Still Bill Walton — a San Deigo native — blames himself for Clippers leaving San Diego.

He talked about it with the brilliant Arash Markazi of ESPN.

“When you fail in your hometown, that’s as bad as it gets, and I love my hometown,” said Walton, who grew up in La Mesa, 9 miles east of downtown San Diego. “I wish we had NBA basketball here, and we don’t because of me….

“It’s my greatest failure as a professional in my entire life,” Walton said. “I could not get the job done in my hometown. It is a stain and stigma on my soul that is indelible. I’ll never be able to wash that off, and I carry it with me forever.”

It was not on Walton. Not even close.

This was the Walton between the as-good-as-any-center-ever Walton that led the Trail Blazers to the title in 1977 and the Sixth Man of the Year Walton in Boston in 1985. The Clippers’ Walton was the one battling multiple foot surgeries that kept him out of most of multiple seasons in a row — something he could not control.

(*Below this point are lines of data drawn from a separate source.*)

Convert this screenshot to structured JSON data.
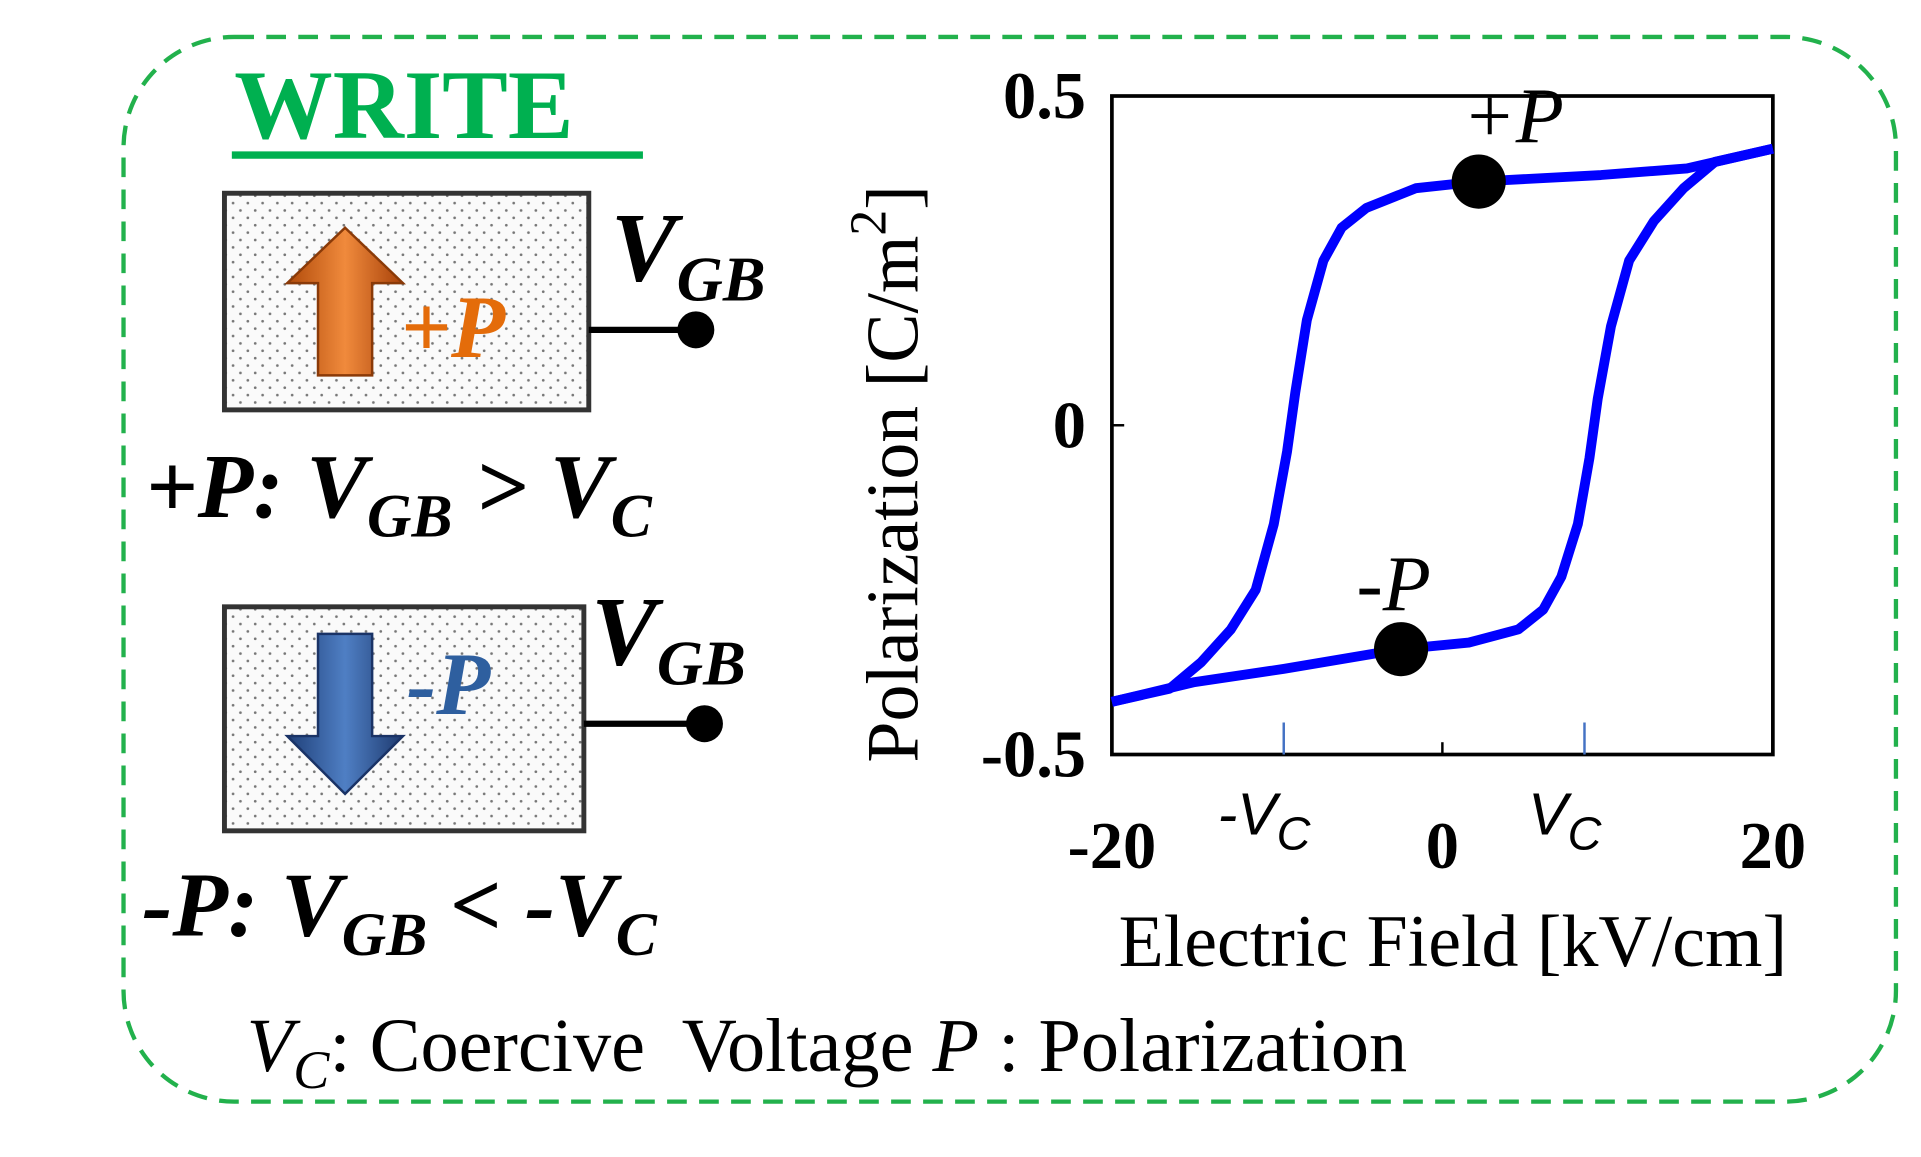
{
  "write": {
    "title": "WRITE",
    "plus_state": {
      "label": "+P",
      "terminal": {
        "symbol": "V",
        "sub": "GB"
      },
      "condition": [
        "+P: V",
        "GB",
        " > V",
        "C"
      ]
    },
    "minus_state": {
      "label": "-P",
      "terminal": {
        "symbol": "V",
        "sub": "GB"
      },
      "condition": [
        "-P: V",
        "GB",
        " < -V",
        "C"
      ]
    }
  },
  "footnote": [
    "V",
    "C",
    ": Coercive  Voltage ",
    "P",
    " : Polarization"
  ],
  "chart_data": {
    "type": "line",
    "xlabel": "Electric Field [kV/cm]",
    "ylabel": [
      "Polarization [C/m",
      "2",
      "]"
    ],
    "xlim": [
      -20,
      20
    ],
    "xticks": [
      -20,
      0,
      20
    ],
    "ylim": [
      -0.5,
      0.5
    ],
    "yticks": [
      -0.5,
      0,
      0.5
    ],
    "coercive_ticks": [
      {
        "value": -9.6,
        "label": "-V",
        "sub": "C"
      },
      {
        "value": 8.6,
        "label": "V",
        "sub": "C"
      }
    ],
    "coercive_color": "#4472c4",
    "series": [
      {
        "color": "#0000ff",
        "x": [
          20,
          14.8,
          9.6,
          2.1,
          -1.6,
          -4.6,
          -6.1,
          -7.2,
          -8.2,
          -8.9,
          -9.4,
          -10.2,
          -11.3,
          -12.8,
          -14.6,
          -16.5,
          -20
        ],
        "values": [
          0.42,
          0.39,
          0.38,
          0.37,
          0.36,
          0.33,
          0.3,
          0.25,
          0.16,
          0.05,
          -0.04,
          -0.15,
          -0.25,
          -0.31,
          -0.36,
          -0.4,
          -0.42
        ]
      },
      {
        "color": "#0000ff",
        "x": [
          -20,
          -15,
          -9.6,
          -2.5,
          1.6,
          4.6,
          6.1,
          7.2,
          8.2,
          8.9,
          9.4,
          10.2,
          11.3,
          12.8,
          14.6,
          16.5,
          20
        ],
        "values": [
          -0.42,
          -0.39,
          -0.37,
          -0.34,
          -0.33,
          -0.31,
          -0.28,
          -0.23,
          -0.15,
          -0.05,
          0.04,
          0.15,
          0.25,
          0.31,
          0.36,
          0.4,
          0.42
        ]
      }
    ],
    "points": [
      {
        "label": "+P",
        "x": 2.2,
        "y": 0.37
      },
      {
        "label": "-P",
        "x": -2.5,
        "y": -0.34
      }
    ],
    "point_color": "#000000"
  }
}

And if you want to make judgements about how he was healthy before and after his time with the Clippers but seemed to get poor medical treatment on cheap Sterling’s team, go right ahead.

The move to LA was all about Donald Sterling. It was about his pocket book and what was convenient for him. There was a reason his team was at the bottom of the NBA for two decades (and that since he sold the team, while they have struggled to advance deep in the playoffs, they have been a more serious threat).

Bill Walton shouldn’t blame himself.